Kesadaran tentang hal ini akan menjadikan seseorang bersikap qana’ah, terutama melihat orang yang lebih bodoh, pendidikannya lebih rendah dan tidak berpengalaman mendapatkan rizki lebih banyak daripada dirinya, sehingga tidak memunculkan sikap dengki dan iri.
7. Melihat ke bawah dalam hal dunia
Dalam urusan dunia hendaknya kita melihat kepada orang yang lebih rendah, jangan melihat kepada orang yang lebih tinggi, sebagaimana sabda Rasulullah, “Lihatlah kepada orang yang lebih rendah dari kamu dan janganlah melihat kepada orang yang lebih tinggi darimu. Yang demikian itu lebih layak agar kalian tidak meremehkan nikmat Allah” (HR. Bukhari dan Muslim)
Jika saat ini anda sedang sakit maka yakinlah bahwa selain anda ada lagi lebih parah sakitnya.
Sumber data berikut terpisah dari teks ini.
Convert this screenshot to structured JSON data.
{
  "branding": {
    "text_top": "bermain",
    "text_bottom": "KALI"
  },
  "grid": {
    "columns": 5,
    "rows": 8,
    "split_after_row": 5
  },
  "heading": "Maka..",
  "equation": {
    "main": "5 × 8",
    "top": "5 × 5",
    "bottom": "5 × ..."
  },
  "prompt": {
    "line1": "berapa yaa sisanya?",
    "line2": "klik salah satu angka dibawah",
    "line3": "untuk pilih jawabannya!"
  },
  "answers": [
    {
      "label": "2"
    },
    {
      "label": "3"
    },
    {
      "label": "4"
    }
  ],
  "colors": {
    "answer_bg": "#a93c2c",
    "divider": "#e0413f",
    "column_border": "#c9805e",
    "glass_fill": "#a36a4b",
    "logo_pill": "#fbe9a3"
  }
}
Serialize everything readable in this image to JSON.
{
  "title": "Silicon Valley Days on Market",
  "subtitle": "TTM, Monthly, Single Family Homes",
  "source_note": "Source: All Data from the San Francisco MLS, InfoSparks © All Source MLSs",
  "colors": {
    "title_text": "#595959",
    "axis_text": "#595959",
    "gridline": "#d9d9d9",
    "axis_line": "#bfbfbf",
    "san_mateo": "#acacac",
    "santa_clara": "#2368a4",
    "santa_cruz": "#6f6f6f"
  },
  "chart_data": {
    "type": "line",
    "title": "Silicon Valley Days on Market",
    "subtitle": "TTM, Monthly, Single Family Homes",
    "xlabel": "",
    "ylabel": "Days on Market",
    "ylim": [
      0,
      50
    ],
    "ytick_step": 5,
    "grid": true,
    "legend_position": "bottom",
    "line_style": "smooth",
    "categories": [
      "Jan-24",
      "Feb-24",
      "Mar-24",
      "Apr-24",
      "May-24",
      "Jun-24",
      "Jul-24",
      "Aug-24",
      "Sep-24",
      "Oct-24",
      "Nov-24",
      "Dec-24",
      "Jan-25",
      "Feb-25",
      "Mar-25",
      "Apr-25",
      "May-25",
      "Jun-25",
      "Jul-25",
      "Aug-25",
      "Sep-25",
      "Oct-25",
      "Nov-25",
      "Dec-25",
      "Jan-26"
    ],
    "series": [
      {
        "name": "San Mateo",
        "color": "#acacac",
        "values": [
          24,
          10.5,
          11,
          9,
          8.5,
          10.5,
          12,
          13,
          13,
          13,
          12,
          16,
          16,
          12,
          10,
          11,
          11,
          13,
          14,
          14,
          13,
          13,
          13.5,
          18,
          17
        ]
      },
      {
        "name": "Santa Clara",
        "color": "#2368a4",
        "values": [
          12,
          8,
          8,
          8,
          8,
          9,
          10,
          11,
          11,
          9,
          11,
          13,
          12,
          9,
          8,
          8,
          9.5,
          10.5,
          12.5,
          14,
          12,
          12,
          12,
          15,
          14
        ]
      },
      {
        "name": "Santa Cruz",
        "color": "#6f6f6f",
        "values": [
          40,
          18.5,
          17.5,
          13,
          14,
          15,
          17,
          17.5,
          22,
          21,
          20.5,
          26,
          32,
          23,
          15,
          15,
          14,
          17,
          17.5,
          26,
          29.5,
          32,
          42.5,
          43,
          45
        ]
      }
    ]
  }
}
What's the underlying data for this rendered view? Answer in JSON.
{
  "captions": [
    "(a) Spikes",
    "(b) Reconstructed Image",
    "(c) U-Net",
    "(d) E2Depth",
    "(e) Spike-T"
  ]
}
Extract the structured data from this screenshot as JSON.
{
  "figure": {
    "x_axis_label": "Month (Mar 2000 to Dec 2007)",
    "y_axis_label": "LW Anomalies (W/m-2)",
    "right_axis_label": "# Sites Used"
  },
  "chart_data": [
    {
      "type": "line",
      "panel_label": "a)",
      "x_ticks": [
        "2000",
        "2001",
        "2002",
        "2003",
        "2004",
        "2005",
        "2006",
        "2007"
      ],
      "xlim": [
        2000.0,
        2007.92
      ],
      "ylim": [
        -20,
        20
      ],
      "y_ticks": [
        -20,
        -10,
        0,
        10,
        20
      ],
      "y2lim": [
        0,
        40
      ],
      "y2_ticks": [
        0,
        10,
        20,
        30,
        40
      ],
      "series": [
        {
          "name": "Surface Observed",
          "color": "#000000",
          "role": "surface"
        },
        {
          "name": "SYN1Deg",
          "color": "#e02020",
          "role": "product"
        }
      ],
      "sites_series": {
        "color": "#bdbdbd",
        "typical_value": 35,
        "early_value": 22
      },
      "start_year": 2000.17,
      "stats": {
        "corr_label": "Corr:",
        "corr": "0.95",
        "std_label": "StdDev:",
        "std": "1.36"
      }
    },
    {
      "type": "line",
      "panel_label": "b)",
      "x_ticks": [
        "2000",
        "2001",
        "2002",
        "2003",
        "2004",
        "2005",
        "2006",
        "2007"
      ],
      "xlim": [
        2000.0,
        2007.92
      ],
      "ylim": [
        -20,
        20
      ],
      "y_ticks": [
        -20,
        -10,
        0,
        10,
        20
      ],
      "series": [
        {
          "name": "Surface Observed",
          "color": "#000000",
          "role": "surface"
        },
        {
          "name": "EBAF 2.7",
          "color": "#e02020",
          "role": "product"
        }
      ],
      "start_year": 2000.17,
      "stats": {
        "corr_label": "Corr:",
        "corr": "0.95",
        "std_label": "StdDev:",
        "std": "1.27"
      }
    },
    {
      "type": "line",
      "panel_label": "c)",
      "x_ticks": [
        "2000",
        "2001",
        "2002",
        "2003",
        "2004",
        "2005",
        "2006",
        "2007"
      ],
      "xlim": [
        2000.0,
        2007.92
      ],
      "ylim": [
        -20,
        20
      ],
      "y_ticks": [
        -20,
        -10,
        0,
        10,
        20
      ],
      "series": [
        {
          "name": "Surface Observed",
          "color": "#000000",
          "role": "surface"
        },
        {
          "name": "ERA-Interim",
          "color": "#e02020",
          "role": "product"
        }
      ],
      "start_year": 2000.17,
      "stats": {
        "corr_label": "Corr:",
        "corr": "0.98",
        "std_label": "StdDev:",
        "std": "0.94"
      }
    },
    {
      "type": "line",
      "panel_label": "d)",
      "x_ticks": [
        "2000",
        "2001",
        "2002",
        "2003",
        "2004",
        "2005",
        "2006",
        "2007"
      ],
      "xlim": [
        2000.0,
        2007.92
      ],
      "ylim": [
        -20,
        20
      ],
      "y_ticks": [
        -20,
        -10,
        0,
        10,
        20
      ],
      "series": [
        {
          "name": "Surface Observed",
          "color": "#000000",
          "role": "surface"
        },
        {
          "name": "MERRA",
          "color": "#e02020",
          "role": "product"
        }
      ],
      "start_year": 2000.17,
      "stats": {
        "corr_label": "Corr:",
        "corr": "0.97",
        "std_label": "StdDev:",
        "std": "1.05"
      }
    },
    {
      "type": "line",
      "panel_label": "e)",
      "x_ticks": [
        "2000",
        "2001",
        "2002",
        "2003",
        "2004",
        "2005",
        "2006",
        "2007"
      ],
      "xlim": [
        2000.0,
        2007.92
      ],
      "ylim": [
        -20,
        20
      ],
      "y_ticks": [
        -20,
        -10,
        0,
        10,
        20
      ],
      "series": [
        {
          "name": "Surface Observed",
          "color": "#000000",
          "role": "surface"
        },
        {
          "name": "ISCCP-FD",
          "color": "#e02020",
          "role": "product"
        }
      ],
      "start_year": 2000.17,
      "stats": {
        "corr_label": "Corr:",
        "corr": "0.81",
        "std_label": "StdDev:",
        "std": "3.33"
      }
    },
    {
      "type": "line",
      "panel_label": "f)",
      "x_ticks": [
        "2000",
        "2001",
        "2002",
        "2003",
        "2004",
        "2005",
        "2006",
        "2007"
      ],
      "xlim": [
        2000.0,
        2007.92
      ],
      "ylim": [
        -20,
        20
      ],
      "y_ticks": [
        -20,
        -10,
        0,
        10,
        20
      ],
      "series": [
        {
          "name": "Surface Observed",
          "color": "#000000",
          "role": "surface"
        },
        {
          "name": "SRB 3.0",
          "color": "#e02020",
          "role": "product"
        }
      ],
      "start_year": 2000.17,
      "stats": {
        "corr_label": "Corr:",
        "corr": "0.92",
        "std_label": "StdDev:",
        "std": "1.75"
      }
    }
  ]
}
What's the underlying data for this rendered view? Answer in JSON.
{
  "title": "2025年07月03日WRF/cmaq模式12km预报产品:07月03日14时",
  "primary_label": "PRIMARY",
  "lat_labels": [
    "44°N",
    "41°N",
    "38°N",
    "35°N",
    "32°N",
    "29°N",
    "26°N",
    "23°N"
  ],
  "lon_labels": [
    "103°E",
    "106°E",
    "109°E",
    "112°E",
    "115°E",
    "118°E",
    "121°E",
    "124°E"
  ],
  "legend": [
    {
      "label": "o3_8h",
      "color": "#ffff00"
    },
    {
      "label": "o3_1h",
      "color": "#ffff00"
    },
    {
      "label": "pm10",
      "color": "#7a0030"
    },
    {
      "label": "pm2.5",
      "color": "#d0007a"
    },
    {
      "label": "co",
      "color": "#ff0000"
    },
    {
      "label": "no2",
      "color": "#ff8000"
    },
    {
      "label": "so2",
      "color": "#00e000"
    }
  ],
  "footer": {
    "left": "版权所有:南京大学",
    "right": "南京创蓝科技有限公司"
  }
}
Jika anda merasa fakir maka tentu di sana masih ada orang lain yang lebih fakir lagi, dan seterusnya.
8. Membaca kehidupan para shahabat dan orang-orang terdahulu
Yakni melihat bagaimana keadaan mereka dalam menyikapi dunia, bagaimana kezuhudan mereka, qana’ah mereka terhadap yang mereka peroleh meskipun hanya sedikit. Di antara mereka ada yang memperoleh harta yang melimpah, namun mereka justru memberikannya kepada yang lain dan yang lebih membutuhkan.
9. Menyadari betapa beratnya pertanggungjawaban harta
Bahwa harta akan mengakibatkan keburukan dan bencana bagi pemiliknya jika dia tidak mendapatkannya dengan cara yang baik serta tidak membelanjakannya dalam hal yang baik pula.
Ketika seorang hamba ditanya tentang umur, badan, dan ilmunya maka hanya ditanya dengan satu pertanyaan yakni untuk apa, namun tentang harta maka dia dihisab 2 kali, yakni dari mana dia mendapatkannya dan kemana dia membelanjakannya. Hal ini menunjukan beratnya orang yang diberi amanat harta yang banyak sehingga dia harus dihisab lebih lama dibandingkan orang yang lebih sedikit hartanya.
10. Melihat realita bahwa orang fakir dan orang kaya tidak jauh berbeda
Karena seorang yang kaya tidak mungkin memanfaatkan seluruh kekayaannya dalam satu waktu sekaligus. Kita perhatikan orang yang paling kaya di dunia ini, dia tidak makan kecuali sebanyak yang dimakan orang fakir, bahkan mungkin lebih banyak yang dimakan oleh orang fakir. Tidak mungkin si kaya makan lebih dari 50 piring bukan…meskipun dia mampu untuk membeli dengan hartanya. Andaikan si kaya memiliki seratus potong baju maka si kaya hanya memakai sepotong saja bukan…sama yang dipakai oleh orang fakir, dan harta selebihnya yang tidak ia manfaatkan maka itu relative (nisbi).
Sungguh indah apa yang diucapkan Abu Darda Radiyallahu anhu “Para pemilik harta makan dan kami juga makan, mereka minum dan kami juga minum, mereka berpakaian dan kami juga berpakaian, mereka naik kendaraan dan kamipun naik kendaraan. Mereka memiliki kelebihan harta yang mereka lihat dan dilihat juga oleh selain mereka, lalu mereka menemui hisab atas harta itu sedangkan kita terbebas darinya.”